Correlated Anarchy in Overlapping Wireless Networks

TL;DR

This paper models the strategic behavior of selfish users in overlapping wireless networks using an iterated game, analyzing equilibrium stability and efficiency through statistical physics methods, and relating it to the minority game.

Contribution

It introduces a novel game-theoretic framework for dynamic user behavior in wireless networks and derives explicit efficiency bounds using replica theory.

Findings

Users converge to an evolutionarily stable equilibrium.

Price of anarchy depends only on strategies and network parameters.

Mapping to the minority game generalizes its analysis to multiple choices.

Abstract

We investigate the behavior of a large number of selfish users that are able to switch dynamically between multiple wireless access-points (possibly belonging to different standards) by introducing an iterated non-cooperative game.

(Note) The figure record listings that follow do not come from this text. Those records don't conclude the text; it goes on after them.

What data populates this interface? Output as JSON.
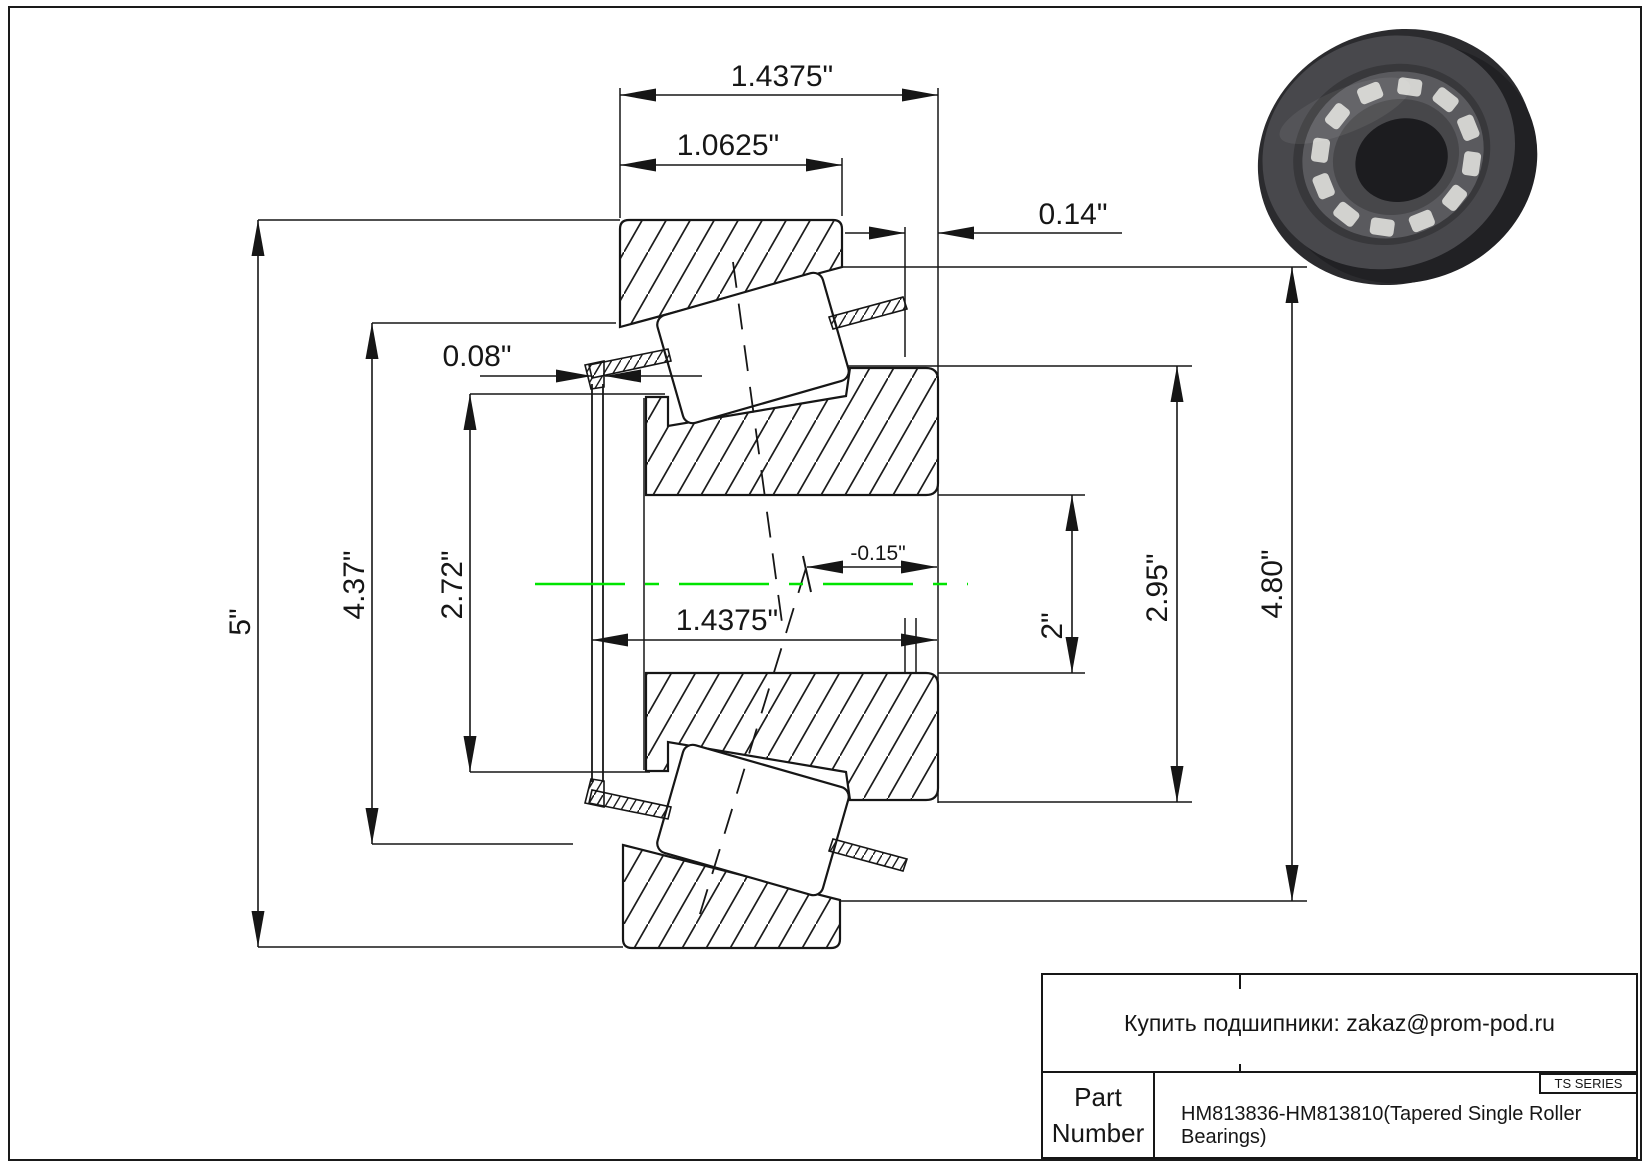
{
  "colors": {
    "line": "#161616",
    "centerline": "#00e400",
    "background": "#ffffff",
    "render_rim": "#2b2b2e",
    "render_face": "#48484c",
    "render_cage": "#5a5a5e",
    "render_roller": "#d2d2cf",
    "render_bore": "#1c1c1f"
  },
  "dimensions": {
    "total_width_top": "1.4375\"",
    "cup_width": "1.0625\"",
    "cage_protrusion": "0.14\"",
    "cage_front_gap": "0.08\"",
    "outer_diameter": "5\"",
    "shoulder_diameter": "4.37\"",
    "rib_diameter": "2.72\"",
    "total_width_bottom": "1.4375\"",
    "effective_center_offset": "-0.15\"",
    "bore_diameter": "2\"",
    "cone_backface_diameter": "2.95\"",
    "housing_diameter": "4.80\""
  },
  "title_block": {
    "contact": "Купить подшипники: zakaz@prom-pod.ru",
    "series": "TS SERIES",
    "part_label_line1": "Part",
    "part_label_line2": "Number",
    "part_number": "HM813836-HM813810(Tapered Single Roller Bearings)"
  }
}
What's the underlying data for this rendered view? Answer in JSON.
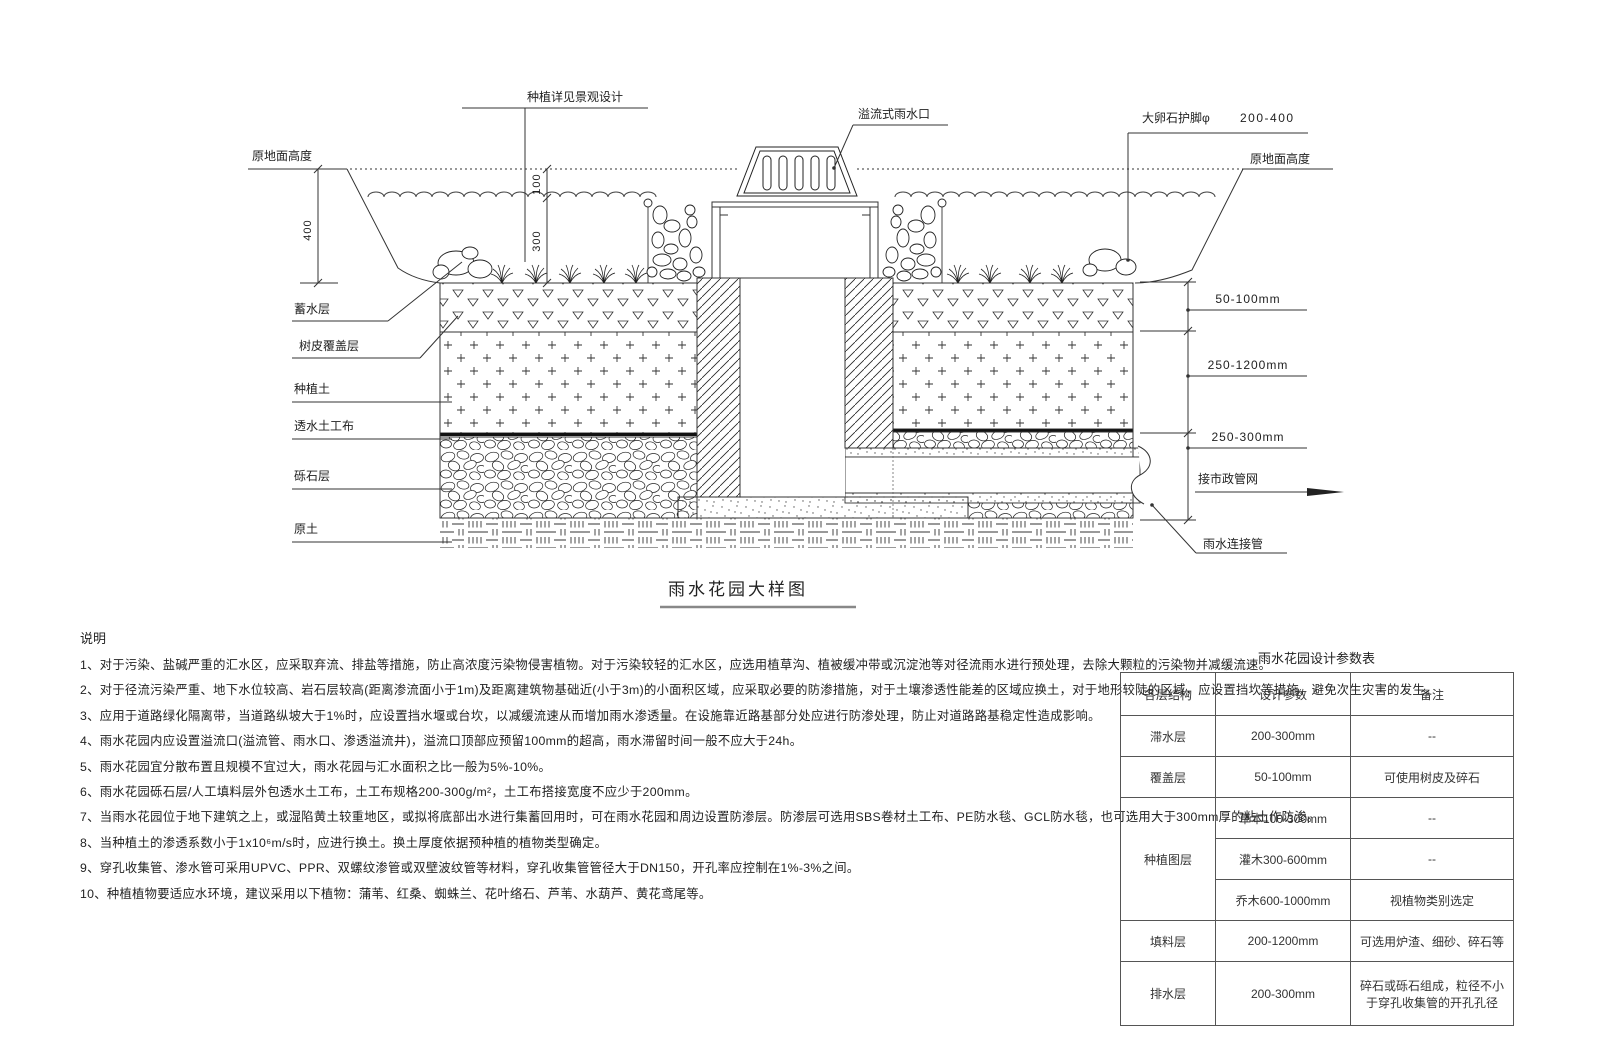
{
  "drawing": {
    "title": "雨水花园大样图",
    "top_labels": {
      "planting_note": "种植详见景观设计",
      "overflow_inlet": "溢流式雨水口",
      "boulder_label": "大卵石护脚φ",
      "boulder_size": "200-400",
      "ground_left": "原地面高度",
      "ground_right": "原地面高度"
    },
    "layer_labels": [
      "蓄水层",
      "树皮覆盖层",
      "种植土",
      "透水土工布",
      "砾石层",
      "原土"
    ],
    "dims": {
      "total_depth": "400",
      "freeboard": "100",
      "storage": "300",
      "mulch_range": "50-100mm",
      "soil_range": "250-1200mm",
      "drain_range": "250-300mm"
    },
    "pipe_labels": {
      "municipal": "接市政管网",
      "connector": "雨水连接管"
    }
  },
  "notes": {
    "heading": "说明",
    "items": [
      "1、对于污染、盐碱严重的汇水区，应采取弃流、排盐等措施，防止高浓度污染物侵害植物。对于污染较轻的汇水区，应选用植草沟、植被缓冲带或沉淀池等对径流雨水进行预处理，去除大颗粒的污染物并减缓流速。",
      "2、对于径流污染严重、地下水位较高、岩石层较高(距离渗流面小于1m)及距离建筑物基础近(小于3m)的小面积区域，应采取必要的防渗措施，对于土壤渗透性能差的区域应换土，对于地形较陡的区域，应设置挡坎等措施，避免次生灾害的发生。",
      "3、应用于道路绿化隔离带，当道路纵坡大于1%时，应设置挡水堰或台坎，以减缓流速从而增加雨水渗透量。在设施靠近路基部分处应进行防渗处理，防止对道路路基稳定性造成影响。",
      "4、雨水花园内应设置溢流口(溢流管、雨水口、渗透溢流井)，溢流口顶部应预留100mm的超高，雨水滞留时间一般不应大于24h。",
      "5、雨水花园宜分散布置且规模不宜过大，雨水花园与汇水面积之比一般为5%-10%。",
      "6、雨水花园砾石层/人工填料层外包透水土工布，土工布规格200-300g/m²，土工布搭接宽度不应少于200mm。",
      "7、当雨水花园位于地下建筑之上，或湿陷黄土较重地区，或拟将底部出水进行集蓄回用时，可在雨水花园和周边设置防渗层。防渗层可选用SBS卷材土工布、PE防水毯、GCL防水毯，也可选用大于300mm厚的粘土作防渗。",
      "8、当种植土的渗透系数小于1x10⁶m/s时，应进行换土。换土厚度依据预种植的植物类型确定。",
      "9、穿孔收集管、渗水管可采用UPVC、PPR、双螺纹渗管或双壁波纹管等材料，穿孔收集管管径大于DN150，开孔率应控制在1%-3%之间。",
      "10、种植植物要适应水环境，建议采用以下植物：蒲苇、红桑、蜘蛛兰、花叶络石、芦苇、水葫芦、黄花鸢尾等。"
    ]
  },
  "table": {
    "title": "雨水花园设计参数表",
    "headers": [
      "各层结构",
      "设计参数",
      "备注"
    ],
    "rows": [
      [
        "滞水层",
        "200-300mm",
        "--"
      ],
      [
        "覆盖层",
        "50-100mm",
        "可使用树皮及碎石"
      ],
      [
        "种植图层",
        "草本100-300mm",
        "--"
      ],
      [
        "",
        "灌木300-600mm",
        "--"
      ],
      [
        "",
        "乔木600-1000mm",
        "视植物类别选定"
      ],
      [
        "填料层",
        "200-1200mm",
        "可选用炉渣、细砂、碎石等"
      ],
      [
        "排水层",
        "200-300mm",
        "碎石或砾石组成，粒径不小于穿孔收集管的开孔孔径"
      ]
    ]
  }
}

Users start out completely uneducated and naive but, by using a fixed set of strategies to process a broadcasted training signal, they quickly evolve and converge to an evolutionarily stable equilibrium. Then, in order to measure efficiency in this steady state, we adapt the notion of the price of anarchy to our setting and we obtain an explicit analytic estimate for it by using methods from statistical physics (namely the theory of replicas). Surprisingly, we find that the price of anarchy does not depend on the specifics of the wireless nodes (e.g. spectral efficiency) but only on the number of strategies per user and a particular combination of the number of nodes, the number of users and the size of the training signal. Finally, we map this game to the well-studied minority game, generalizing its analysis to an arbitrary number of choices.